A 9.0% growth rate recognizes Cintas's exceptional execution in a fragmented market. It reflects a combination of steady organic volume growth, aggressive cross-selling of higher-margin ancillary services, and structural margin improvements derived from increasing route density.
An 8.0% discount rate is utilized. The business model is highly resilient and cash-generative, yet its reliance on general business employment levels introduces moderate cyclical sensitivity that must be accounted for.
3.0% serves as the terminal growth rate. As a largely domestic, industrially focused company, Cintas's ultimate long-term growth ceiling is inextricably linked to U.S. GDP growth and inflation.
Intrinsic value per share under varying discount rate and terminal growth rate assumptions.

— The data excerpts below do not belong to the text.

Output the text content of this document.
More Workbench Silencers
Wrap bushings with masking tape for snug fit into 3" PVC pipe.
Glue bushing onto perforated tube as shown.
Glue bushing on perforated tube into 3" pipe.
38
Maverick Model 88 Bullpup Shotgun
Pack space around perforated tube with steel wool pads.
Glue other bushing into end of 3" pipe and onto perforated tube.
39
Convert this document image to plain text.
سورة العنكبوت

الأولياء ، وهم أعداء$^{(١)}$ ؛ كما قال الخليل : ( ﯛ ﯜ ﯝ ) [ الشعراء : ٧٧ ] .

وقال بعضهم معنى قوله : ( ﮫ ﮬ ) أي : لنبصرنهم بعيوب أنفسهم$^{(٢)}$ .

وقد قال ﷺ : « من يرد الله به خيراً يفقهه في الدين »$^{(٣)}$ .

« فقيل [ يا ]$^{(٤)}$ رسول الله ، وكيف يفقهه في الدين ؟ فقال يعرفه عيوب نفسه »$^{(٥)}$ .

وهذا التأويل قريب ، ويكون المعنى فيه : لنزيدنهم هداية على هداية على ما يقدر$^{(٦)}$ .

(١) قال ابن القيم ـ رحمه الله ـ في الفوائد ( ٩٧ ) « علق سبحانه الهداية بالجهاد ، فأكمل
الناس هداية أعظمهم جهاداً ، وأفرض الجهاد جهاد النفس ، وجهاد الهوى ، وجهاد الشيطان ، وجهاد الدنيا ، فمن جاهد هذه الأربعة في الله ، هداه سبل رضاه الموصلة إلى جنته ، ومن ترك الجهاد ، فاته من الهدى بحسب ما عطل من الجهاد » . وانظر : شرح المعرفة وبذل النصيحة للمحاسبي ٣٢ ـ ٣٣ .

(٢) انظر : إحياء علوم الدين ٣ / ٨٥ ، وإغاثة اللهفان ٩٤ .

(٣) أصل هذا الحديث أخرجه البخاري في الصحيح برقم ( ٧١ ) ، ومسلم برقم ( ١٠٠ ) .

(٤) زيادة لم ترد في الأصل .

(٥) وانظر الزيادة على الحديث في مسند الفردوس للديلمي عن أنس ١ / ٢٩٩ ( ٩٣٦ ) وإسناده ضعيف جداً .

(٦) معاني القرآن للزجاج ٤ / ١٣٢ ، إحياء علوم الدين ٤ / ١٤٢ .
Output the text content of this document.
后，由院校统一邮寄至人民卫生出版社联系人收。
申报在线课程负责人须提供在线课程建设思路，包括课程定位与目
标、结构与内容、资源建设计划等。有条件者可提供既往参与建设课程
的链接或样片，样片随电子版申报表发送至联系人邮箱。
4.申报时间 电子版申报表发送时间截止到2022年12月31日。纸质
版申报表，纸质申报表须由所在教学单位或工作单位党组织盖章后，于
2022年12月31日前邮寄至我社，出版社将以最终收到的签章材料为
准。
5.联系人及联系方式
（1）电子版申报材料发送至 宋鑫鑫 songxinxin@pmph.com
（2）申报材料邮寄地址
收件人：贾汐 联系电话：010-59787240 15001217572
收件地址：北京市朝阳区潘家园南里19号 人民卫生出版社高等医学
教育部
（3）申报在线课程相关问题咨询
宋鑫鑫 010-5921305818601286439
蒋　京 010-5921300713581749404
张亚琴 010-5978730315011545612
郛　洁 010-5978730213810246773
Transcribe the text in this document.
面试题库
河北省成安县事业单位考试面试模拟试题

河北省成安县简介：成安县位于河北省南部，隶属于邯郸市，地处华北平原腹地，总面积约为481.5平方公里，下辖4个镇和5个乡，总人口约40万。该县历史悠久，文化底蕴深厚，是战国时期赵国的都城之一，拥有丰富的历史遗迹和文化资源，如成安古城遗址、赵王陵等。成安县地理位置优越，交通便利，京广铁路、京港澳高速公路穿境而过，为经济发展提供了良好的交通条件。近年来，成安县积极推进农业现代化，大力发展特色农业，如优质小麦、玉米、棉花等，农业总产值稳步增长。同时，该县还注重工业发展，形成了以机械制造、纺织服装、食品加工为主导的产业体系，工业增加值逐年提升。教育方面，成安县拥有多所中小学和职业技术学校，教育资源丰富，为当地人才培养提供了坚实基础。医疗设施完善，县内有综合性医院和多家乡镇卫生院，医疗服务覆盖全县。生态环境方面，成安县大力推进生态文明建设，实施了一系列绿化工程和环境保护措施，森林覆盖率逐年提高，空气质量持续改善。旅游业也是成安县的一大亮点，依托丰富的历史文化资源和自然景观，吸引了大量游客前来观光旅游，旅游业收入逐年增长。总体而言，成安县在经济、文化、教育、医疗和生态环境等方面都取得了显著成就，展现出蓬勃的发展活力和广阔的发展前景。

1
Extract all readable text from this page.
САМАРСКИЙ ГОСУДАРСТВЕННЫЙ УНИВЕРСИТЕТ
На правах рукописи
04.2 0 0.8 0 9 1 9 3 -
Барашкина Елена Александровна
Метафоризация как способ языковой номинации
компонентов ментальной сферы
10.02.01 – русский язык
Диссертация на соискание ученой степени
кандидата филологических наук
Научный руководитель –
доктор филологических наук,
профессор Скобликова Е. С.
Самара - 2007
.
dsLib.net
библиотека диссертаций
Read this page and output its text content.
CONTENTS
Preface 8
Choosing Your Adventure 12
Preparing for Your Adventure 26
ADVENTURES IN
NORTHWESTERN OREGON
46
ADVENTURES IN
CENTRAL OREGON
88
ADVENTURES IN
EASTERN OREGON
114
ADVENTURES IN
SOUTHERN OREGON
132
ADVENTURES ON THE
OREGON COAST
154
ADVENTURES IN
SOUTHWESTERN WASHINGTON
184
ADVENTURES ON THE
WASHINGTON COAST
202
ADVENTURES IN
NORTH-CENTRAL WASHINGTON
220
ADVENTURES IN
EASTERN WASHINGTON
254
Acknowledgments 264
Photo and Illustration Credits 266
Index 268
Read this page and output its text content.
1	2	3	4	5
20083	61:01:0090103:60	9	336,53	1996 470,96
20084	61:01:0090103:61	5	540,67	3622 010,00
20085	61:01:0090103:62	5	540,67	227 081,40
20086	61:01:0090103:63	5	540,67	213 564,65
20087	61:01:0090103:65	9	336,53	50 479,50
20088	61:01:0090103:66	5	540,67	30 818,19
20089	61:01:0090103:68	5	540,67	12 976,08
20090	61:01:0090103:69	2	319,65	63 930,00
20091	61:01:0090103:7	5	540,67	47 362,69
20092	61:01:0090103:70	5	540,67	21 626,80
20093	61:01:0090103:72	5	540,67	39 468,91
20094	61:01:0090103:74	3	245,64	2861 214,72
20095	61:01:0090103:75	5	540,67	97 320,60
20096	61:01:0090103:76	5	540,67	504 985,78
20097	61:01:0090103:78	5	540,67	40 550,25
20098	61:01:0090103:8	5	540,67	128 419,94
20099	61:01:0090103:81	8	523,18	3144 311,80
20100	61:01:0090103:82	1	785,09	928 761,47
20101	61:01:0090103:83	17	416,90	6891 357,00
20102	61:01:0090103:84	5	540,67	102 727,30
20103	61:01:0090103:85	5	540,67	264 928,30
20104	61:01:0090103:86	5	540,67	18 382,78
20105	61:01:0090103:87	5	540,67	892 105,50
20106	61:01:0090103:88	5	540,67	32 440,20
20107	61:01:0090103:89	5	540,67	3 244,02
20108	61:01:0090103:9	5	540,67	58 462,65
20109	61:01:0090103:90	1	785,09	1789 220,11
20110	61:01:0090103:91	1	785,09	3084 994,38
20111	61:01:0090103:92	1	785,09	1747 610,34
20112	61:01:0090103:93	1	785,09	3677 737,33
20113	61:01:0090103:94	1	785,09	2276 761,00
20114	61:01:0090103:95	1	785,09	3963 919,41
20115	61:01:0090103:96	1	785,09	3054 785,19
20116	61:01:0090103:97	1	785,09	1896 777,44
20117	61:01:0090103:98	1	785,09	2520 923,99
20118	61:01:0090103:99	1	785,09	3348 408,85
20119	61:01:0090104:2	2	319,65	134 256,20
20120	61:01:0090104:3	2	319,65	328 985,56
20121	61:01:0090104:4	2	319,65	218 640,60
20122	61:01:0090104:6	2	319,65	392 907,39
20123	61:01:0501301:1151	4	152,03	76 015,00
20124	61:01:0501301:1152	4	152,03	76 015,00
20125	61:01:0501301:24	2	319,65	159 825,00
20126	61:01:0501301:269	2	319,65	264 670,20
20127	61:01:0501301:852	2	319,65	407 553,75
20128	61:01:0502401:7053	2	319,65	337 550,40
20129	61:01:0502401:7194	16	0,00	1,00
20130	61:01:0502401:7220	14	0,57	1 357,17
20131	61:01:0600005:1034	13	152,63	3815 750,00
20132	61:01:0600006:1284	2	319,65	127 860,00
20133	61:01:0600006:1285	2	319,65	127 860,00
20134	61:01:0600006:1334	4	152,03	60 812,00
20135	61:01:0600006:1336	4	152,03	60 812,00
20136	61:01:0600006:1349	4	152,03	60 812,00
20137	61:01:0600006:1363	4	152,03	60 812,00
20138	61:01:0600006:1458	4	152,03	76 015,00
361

| WACC ↓ / Terminal → | 2.0% | 2.5% | 3.0% | 3.5% | 4.0% |
|---|---|---|---|---|---|
| 2.0% | $156.83 | $125.46 | $104.55 | $89.61 | $78.41 |
| 2.5% | $179.23 | $139.40 | $114.05 | $96.51 | $83.64 |
| 3.0% | $209.10 | $156.82 | $125.46 | $104.55 | $89.61 |
| 3.5% | $250.92 | $179.23 | $139.40 | $114.05 | $96.51 |
| 4.0% | $313.65 | $209.10 | $156.83 | $125.46 | $104.55 |
■ Undervalued vs current price ■ Overvalued vs current price
Gemini selected a 9.0% growth rate based on Cintas's historical ability to generate high single-digit top-line growth while structurally expanding operating margins through route density efficiencies.
An 8.0% discount rate balances the company's exceptional, stable cash generation against its underlying sensitivity to macroeconomic employment cycles.
No. This analysis is a demonstration of AI reasoning based on a specific set of inputs and rigid formulas. It is not financial advice. AI models cannot predict regulatory actions, geopolitical shifts, or black swan economic events.
Disclaimer: The numbers presented on this page are for educational and entertainment purposes only. They are the result of a deterministic mathematical model fed with assumptions generated by an Artificial Intelligence (Gemini 3.1). This does not constitute investment advice. Always conduct your own due diligence before investing in the stock market.